- Russian: Андриеш
- Directed by: Yakov Bazelyan; Sergei Parajanov;
- Written by: Grigory Koltunov
- Based on: "Andriesh" by Emilian Bucov
- Starring: Giuli Chokhonelidze; Konstantin Russu; Nodar Şaşıqoğlu;
- Cinematography: Suren Shakhbazyan; Vadim Vereshchak;
- Music by: Ihor Shamo; G. Tirceu;
- Production company: Dovzhenko Film Studios
- Release date: 1954;
- Running time: 63 min.
- Country: Soviet Union
- Language: Russian

= Andriesh =

1954 fantasy film

Andriesh («Андриеш») is a 1954 Soviet film directed by Yakov Bazelyan and Sergei Parajanov.

The film tells the tale of the young shepherd Andriesh, who dreamed of becoming a knight, the magic flute that the hero Vainov gave him, and the fight against the evil wizard Black Whirlwind, who hates everything living.

== Plot ==
The evil sorcerer Black Whirlwind kidnaps the flock of a young shepherd boy, Andriesh, along with his beloved talking sheep, Miora, and his loyal dog, Lupar.

Heartbroken, Andriesh embarks on a journey to rescue them. He receives a magical flute as a gift from the warrior Vainovan, which is meant to guide him to the castle of Black Whirlwind, who despises all living things.

On his perilous journey, the fearless Andriesh encounters many oppressed people suffering under Black Whirlwind's tyranny and lends his help to them. Though dangers and enemies lurk at every turn, he also finds allies along the way.

In the film's climax, Black Whirlwind is defeated and turned into a black stone, restoring peace and harmony to the land.

== Cast and crew ==

=== Cast ===
- Giuli Chokhonelidze
- Konstantin Russu
- Nodar Şaşıqoğlu
- Lyudmila Sokolova
- Domnica Darienco
- Robert Klyavin
- Trifon Gruzin

=== Crew ===
- Cinematography: Suren Shakhbazyan; Vadim Vereshchak
- Music: Ihor Shamo; G. Tirceu
- Directed by: Yakov Bazelyan; Sergei Parajanov
- Written by: Emilian Bucov; Grigory Koltunov

== Production ==
Andriesh was co‑directed by Yakov Bazelyan and Sergei Parajanov, marking his first feature film. Adapted from a fairy tale by Moldavian poet Emilian Bukov, it expanded on one of Parajanov’s student projects. Cinematography was by Suren Shahbazyan, later known for The Color of Pomegranates (1969). Produced in the Soviet Union in 1954.

== Screenings ==
On 7 January 2026, Andriesh was screened in Singapore in the Asian Film Archive’s Retrospective: Sergei Parajanov.
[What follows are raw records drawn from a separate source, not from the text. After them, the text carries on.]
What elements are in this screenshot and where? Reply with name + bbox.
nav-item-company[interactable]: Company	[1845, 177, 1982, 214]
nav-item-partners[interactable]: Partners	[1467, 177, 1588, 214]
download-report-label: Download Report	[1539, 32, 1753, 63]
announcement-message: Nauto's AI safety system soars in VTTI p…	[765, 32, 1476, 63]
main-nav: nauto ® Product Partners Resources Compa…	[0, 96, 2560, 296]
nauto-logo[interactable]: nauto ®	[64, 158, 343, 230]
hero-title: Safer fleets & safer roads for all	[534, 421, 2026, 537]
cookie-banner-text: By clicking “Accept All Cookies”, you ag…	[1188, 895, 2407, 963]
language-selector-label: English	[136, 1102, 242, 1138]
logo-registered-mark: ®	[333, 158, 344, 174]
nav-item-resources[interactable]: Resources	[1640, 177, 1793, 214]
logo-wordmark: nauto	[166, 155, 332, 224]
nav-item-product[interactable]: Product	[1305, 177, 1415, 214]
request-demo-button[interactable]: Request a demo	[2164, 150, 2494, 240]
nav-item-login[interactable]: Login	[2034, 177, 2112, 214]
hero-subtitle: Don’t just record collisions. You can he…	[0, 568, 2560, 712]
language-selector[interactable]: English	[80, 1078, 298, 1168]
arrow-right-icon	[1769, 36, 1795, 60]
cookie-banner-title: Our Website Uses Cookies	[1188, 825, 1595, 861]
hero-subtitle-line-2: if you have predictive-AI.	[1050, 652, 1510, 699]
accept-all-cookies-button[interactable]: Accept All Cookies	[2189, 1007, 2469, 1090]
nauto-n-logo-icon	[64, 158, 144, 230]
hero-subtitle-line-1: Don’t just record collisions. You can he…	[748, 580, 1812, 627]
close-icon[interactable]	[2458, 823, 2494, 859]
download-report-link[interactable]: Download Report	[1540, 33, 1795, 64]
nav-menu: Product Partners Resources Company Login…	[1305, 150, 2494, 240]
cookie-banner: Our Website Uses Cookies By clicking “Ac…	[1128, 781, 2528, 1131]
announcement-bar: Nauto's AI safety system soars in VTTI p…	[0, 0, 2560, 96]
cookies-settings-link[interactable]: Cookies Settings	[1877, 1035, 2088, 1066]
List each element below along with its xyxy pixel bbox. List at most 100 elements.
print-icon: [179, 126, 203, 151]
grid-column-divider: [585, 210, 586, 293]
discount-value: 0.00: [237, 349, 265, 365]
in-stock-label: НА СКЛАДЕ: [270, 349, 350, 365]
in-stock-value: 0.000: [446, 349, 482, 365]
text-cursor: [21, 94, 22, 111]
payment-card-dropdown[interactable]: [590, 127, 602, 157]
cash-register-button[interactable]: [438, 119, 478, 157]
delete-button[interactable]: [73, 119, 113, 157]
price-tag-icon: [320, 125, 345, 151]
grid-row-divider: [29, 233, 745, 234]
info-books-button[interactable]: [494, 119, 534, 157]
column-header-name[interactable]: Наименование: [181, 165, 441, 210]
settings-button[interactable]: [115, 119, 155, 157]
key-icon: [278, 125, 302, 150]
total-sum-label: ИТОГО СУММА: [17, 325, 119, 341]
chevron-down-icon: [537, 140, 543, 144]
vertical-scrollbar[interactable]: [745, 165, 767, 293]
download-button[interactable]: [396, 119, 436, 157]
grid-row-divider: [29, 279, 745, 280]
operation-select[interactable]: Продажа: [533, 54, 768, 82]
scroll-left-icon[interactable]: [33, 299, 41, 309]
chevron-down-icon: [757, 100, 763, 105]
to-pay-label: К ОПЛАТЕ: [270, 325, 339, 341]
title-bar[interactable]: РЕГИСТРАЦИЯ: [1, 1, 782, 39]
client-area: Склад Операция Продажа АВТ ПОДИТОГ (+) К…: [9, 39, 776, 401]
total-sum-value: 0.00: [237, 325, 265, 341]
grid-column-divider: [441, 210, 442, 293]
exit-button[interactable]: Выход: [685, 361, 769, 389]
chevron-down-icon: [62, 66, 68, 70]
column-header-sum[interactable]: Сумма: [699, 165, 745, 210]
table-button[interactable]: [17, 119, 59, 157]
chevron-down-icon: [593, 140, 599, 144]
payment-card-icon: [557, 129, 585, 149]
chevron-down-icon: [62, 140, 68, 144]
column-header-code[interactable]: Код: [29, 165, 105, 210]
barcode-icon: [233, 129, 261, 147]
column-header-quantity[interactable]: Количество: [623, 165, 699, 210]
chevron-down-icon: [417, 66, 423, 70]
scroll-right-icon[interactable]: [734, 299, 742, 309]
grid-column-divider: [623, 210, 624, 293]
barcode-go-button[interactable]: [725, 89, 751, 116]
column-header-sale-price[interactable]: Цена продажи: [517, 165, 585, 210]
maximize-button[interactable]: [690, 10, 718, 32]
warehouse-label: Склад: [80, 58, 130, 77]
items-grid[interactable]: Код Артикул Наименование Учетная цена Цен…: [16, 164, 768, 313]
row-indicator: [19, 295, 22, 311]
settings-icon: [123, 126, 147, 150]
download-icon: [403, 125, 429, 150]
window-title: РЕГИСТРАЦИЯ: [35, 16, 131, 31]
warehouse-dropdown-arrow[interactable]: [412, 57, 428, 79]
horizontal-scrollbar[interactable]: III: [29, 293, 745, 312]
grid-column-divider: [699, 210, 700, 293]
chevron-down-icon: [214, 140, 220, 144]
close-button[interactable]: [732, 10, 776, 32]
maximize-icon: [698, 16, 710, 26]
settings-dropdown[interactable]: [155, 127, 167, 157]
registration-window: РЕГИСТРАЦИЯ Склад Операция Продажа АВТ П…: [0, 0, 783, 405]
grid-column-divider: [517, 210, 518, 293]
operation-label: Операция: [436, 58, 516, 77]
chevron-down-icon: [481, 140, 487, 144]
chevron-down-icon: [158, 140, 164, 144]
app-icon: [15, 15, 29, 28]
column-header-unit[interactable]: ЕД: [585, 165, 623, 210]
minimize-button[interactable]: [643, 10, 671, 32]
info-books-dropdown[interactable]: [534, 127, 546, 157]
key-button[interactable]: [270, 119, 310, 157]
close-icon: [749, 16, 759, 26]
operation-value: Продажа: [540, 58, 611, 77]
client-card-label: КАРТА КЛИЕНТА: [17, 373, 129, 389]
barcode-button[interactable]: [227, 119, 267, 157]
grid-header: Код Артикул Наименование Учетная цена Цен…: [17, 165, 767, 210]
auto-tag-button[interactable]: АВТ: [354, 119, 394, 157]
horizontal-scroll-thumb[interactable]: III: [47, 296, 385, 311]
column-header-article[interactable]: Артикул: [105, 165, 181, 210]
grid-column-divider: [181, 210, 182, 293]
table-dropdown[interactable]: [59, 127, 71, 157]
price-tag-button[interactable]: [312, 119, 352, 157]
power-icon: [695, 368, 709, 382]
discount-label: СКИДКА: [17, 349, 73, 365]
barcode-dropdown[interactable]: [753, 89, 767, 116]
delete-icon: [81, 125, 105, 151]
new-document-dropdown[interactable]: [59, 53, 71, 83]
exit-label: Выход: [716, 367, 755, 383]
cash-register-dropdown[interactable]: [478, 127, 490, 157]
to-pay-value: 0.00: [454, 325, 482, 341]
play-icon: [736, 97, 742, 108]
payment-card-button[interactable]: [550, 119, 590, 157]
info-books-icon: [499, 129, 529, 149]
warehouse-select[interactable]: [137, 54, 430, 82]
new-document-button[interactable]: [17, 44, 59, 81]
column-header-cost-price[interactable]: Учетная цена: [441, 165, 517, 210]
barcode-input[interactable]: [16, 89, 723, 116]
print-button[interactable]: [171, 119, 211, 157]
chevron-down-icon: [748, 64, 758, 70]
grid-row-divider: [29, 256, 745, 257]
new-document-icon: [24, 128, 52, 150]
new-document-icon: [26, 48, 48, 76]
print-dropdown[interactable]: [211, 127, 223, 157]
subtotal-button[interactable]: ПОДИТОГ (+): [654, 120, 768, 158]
On 28 March 2026, Andriesh was screened at the Gallery of Modern Art in Brisbane, introduced as Sergei Parajanov’s feature debut.

In May 2026, Andriesh was presented at Edinburgh TradFest, preceded by a live performance from Edinburgh’s Ukrainian Choir.

== Reception ==
In 2008, Pat Graham of Chicago Reader described Andriesh as "the first surviving feature of the celebrated Ukrainian director Sergei Parajanov," noting the story of a young Moldavian shepherd who receives a magic flute.

In 2026, Robert Munro of Eye For Film mentioned Andriesh in the Folk Film Gathering strand on folk tales in cinema, describing it as the story of a shepherd boy with a magic flute and an example of how folk culture can be conveyed through film.